LINCOLN, Neb. – For the past 20 years, women's college basketball coaches have understood the road to any significant national pinnacle eventually runs through UConn, which had already visited 14 Final Fours before Monday's Elite Eight game against Texas A&M.
During his press conference at Pinnacle Bank Arena on Sunday, Aggies' Hall of Fame coach Gary Blair, as sage as they come, was asked what he thought the chances were that trend would continue now that UConn is left to roost in the American Athletic Conference.
"In my opinion, it seems similar to what it was back in the day at Louisiana Tech [where Blair served as an assistant from 1980-85]. At some point it became harder for [coach] Leon Barmore to get the games he needed to inspire himself and his team to play at the highest level," Blair said. "It was harder for him to convince the great players to come to LA Tech. They began going to places where there were charter flights and better meal money and where everything was bigger. [Sustainability] can still be done, but we're not letting him in the SEC, I'll tell you that. They will not be coming in."

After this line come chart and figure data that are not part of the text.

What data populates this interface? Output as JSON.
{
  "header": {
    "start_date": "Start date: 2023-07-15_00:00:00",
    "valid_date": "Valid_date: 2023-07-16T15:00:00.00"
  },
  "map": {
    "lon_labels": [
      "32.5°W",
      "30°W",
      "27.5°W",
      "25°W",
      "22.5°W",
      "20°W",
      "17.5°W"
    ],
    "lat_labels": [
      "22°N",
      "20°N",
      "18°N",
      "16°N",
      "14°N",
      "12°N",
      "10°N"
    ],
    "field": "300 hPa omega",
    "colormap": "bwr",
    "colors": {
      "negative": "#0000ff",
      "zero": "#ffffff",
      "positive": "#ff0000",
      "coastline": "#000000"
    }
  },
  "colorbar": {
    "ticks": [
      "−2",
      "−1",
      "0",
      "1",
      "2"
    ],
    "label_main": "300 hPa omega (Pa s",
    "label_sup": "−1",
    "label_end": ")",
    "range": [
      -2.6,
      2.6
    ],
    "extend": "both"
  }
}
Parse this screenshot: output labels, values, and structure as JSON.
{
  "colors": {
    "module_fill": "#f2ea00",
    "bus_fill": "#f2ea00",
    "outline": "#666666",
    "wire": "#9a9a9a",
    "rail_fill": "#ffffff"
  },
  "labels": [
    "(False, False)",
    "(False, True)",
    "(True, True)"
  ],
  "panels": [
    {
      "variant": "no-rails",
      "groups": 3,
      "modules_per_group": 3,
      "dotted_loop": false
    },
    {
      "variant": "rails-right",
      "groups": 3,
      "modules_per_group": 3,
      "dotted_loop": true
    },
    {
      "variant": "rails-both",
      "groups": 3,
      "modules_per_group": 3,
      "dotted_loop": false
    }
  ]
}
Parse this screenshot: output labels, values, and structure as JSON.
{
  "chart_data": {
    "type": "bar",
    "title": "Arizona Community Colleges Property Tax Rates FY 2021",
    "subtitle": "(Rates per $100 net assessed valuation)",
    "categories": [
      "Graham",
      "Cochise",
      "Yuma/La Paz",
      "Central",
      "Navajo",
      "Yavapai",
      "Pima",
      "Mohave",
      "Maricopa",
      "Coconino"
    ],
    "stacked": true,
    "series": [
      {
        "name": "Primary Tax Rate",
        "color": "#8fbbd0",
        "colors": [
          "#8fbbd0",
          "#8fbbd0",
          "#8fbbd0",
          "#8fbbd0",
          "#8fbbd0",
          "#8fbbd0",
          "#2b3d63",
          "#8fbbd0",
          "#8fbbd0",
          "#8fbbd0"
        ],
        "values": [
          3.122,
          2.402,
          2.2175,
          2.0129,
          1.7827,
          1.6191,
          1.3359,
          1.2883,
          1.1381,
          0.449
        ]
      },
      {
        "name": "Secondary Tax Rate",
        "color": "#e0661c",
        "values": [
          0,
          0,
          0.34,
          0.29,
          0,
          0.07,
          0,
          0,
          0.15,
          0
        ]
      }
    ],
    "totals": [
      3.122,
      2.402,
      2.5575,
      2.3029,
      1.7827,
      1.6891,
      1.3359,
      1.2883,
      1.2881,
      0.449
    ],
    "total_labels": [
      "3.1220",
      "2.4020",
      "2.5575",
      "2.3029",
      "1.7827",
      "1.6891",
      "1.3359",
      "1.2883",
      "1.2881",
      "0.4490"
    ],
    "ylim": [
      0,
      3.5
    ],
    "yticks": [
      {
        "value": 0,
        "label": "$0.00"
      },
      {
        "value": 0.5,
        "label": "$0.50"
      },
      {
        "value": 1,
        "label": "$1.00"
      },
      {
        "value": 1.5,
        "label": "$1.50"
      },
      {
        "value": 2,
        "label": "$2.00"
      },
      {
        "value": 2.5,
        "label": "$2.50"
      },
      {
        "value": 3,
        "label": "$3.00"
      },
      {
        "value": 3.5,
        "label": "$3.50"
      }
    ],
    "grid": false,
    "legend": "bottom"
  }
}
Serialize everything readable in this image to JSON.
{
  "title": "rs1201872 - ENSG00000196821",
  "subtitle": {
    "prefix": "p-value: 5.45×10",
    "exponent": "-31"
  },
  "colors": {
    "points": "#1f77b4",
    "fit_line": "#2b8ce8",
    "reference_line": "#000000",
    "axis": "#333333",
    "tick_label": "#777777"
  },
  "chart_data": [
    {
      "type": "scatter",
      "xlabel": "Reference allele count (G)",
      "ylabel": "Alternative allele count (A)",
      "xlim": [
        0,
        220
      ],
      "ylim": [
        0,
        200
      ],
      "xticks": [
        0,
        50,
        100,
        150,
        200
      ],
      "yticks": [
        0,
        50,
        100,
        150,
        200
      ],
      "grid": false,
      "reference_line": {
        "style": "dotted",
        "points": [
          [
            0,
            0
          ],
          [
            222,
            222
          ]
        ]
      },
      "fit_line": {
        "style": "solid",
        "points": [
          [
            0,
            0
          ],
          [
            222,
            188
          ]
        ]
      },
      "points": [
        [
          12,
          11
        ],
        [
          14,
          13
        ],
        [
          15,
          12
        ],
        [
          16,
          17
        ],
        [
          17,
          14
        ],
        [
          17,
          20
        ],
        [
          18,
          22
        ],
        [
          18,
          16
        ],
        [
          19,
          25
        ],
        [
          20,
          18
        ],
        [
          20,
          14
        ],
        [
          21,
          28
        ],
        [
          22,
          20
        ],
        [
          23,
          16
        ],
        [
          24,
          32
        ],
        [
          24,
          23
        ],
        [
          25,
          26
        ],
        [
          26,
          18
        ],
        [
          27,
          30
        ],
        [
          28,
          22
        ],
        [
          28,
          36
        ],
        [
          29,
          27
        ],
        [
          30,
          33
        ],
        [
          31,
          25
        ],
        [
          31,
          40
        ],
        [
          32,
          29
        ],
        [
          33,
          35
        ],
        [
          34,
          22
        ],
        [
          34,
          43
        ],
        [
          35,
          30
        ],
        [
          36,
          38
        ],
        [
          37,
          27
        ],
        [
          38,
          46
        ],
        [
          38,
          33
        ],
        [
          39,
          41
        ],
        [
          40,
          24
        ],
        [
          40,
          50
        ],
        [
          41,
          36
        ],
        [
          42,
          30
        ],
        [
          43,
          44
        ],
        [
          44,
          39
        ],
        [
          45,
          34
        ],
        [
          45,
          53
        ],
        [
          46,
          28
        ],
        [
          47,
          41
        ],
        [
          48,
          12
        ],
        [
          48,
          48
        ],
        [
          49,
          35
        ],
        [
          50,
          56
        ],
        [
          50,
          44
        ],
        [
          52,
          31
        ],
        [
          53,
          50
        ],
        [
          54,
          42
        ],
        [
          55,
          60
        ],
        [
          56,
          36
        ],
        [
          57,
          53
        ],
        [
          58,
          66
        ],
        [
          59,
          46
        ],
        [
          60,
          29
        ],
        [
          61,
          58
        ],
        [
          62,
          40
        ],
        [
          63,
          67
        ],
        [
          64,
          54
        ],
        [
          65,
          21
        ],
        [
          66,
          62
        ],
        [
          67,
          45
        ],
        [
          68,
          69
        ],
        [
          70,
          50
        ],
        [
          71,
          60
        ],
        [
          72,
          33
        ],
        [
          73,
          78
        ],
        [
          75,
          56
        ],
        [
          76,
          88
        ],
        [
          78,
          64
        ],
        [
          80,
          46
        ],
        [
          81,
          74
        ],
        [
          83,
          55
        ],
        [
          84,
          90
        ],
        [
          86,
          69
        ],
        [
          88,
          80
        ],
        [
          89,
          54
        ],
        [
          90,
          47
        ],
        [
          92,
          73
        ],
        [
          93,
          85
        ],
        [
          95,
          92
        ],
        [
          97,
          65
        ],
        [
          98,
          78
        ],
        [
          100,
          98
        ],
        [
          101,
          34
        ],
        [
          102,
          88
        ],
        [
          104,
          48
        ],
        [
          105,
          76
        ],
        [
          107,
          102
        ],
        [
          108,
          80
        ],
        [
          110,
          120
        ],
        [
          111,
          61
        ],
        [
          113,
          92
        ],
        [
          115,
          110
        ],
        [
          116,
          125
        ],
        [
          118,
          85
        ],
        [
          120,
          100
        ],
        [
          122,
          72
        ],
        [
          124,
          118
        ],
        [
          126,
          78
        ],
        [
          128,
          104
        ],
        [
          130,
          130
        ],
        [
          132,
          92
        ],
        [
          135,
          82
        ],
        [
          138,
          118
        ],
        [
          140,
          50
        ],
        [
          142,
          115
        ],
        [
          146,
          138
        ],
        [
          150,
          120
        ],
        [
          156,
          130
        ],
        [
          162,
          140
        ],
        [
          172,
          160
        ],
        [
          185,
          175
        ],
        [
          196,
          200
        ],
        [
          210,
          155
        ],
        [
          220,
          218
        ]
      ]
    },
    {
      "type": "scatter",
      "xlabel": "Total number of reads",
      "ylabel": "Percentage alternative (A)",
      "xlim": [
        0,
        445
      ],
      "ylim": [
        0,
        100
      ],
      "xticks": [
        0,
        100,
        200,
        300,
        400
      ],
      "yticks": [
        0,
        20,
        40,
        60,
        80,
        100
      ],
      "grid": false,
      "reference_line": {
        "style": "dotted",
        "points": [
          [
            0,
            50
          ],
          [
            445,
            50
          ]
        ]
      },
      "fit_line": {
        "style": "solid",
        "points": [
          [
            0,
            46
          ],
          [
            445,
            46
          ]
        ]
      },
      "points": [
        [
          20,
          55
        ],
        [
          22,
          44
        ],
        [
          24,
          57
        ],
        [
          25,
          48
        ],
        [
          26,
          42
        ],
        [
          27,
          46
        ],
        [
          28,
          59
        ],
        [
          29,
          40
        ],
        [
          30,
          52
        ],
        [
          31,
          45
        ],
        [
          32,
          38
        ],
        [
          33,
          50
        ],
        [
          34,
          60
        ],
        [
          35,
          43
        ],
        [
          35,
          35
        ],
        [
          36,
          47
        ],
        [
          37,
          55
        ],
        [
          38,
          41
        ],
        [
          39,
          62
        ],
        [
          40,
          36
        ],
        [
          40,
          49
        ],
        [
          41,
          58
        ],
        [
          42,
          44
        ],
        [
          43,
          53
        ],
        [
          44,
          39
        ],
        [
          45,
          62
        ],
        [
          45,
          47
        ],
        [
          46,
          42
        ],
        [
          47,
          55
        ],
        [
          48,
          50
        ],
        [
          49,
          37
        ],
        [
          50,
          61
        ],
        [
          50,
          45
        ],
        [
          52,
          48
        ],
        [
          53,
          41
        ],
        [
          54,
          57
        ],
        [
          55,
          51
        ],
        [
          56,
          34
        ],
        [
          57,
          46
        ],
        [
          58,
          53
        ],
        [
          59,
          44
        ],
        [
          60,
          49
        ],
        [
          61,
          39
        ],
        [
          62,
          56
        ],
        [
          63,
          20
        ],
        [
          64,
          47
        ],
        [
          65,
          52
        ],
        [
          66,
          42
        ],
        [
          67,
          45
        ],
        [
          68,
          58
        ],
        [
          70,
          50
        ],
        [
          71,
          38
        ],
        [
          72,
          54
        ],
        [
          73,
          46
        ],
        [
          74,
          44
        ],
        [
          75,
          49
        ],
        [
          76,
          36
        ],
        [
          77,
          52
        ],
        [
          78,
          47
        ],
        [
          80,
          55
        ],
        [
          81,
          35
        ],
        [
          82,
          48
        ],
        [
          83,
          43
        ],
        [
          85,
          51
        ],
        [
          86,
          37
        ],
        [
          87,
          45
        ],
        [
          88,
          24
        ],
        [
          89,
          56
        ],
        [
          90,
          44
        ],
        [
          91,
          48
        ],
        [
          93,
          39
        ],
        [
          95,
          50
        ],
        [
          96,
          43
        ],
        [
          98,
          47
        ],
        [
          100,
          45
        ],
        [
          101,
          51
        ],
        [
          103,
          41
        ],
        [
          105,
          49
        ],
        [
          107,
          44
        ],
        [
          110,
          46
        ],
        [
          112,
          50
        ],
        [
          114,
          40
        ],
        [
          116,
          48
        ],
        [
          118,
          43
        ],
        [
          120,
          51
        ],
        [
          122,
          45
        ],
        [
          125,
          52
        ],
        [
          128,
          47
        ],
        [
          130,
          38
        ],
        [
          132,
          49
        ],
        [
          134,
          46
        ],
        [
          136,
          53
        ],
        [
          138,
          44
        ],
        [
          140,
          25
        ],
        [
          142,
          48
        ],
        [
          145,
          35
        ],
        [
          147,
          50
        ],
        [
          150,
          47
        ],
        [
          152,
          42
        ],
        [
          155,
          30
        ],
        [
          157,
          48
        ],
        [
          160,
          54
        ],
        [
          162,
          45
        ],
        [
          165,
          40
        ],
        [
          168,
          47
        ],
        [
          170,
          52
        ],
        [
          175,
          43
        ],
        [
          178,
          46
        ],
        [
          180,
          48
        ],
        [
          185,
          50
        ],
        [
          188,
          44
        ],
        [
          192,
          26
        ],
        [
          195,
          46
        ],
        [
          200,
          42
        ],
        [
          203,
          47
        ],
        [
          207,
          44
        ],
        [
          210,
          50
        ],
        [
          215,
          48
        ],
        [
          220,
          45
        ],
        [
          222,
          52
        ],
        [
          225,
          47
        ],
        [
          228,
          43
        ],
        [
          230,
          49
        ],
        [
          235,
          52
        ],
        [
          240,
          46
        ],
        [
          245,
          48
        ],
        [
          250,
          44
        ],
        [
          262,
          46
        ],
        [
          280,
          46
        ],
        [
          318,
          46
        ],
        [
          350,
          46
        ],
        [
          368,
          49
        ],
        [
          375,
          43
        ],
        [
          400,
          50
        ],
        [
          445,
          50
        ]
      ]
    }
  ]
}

Blair was smiling when he said that. But then he explained why he thinks UConn was left behind in the latest round of conference expansion.
"I think what is likely holding UConn back is the football program. Unfortunately, it doesn't matter how good their basketball teams or other teams are; football pays the bills and until they improve their football, they probably won't be invited to play in the right conference," Blair said.
"Can [the American] steal a few teams to come to their conference? Who knows. That's beyond my pay scale."
Blair knows some big-time schools will refuse to play UConn as nonconference opponents. The reasons are many.
"But, I'll tell you this, [UConn and Texas A&M] will play each other [in the regular season]. There's many teams who won't, but we will. The respect Geno has in the game is why people will play him. It's good for the game. I'd love to play him every year, in the Elite Eight or Final Four, that is. But I wouldn't mind starting another series with him and I am sure you will eventually see Tennessee back with them, too.
"Geno does not need to play nonconference games against the bottom half in major conferences. He needs to play teams in the top third of the six major conferences, not including his.
"And what we need to do for parity is play games like this in January and February for television's sake. I know it's going to hurt us more than it will hurt him. All Geno needs to do is play three games in a week to have one great one to make his team better. But that's no sweat off his back. He will figure it out, don't worry."
Don't Look Down
Auriemma subscribes to the view most coaches share that winning the Elite Eight game is more difficult, in many respects, than succeeding in the Final Four.
It's just always been my experience," Auriemma said. "I like to read books. As coaches, we have a lot of airplane time, bus time, whatever. It's like when you read about people who climb Mount Everest. You know? They get to where it's 500, 600 feet away from the top and that's when most accidents happen. That's when most people die. That's because you can see the end. You can see the result of all of your hard work. But now is when you have to be the most careful.
"So here you are, you are one game away from the Final Four. That's every kid's dream when you go to college. You're right there. You are right on the edge. And it affects people in different ways. That's why I think it's difficult."
After the completion of their practice Sunday, the Huskies watched the end of the UConn men's Elite Eight game and recorded a short video of congratulations for them. … The proposed UConn men's and women's doubleheader, to be played at either Madison Square Garden or Barclays Center in Brooklyn, N.Y., next season, is apparently gaining moment but appears contingent, as usually is the case, on finding opponents attractive enough to entice the facilities' approval. ... Senior center Stefanie Dolson, senior guard Bria Hartley and sophomore forward Breanna Stewart have earned a spot on the U.S. Basketball Writers Association All-America team and are finalists for the Ann Meyers Drysdale Award as national player of the year. Dolson is the fifth Husky to earn multiple selections to the team, which began in 1996, joining Nykesha Sales, Svetlana Abrosimova, Diana Taurasi and Maya Moore.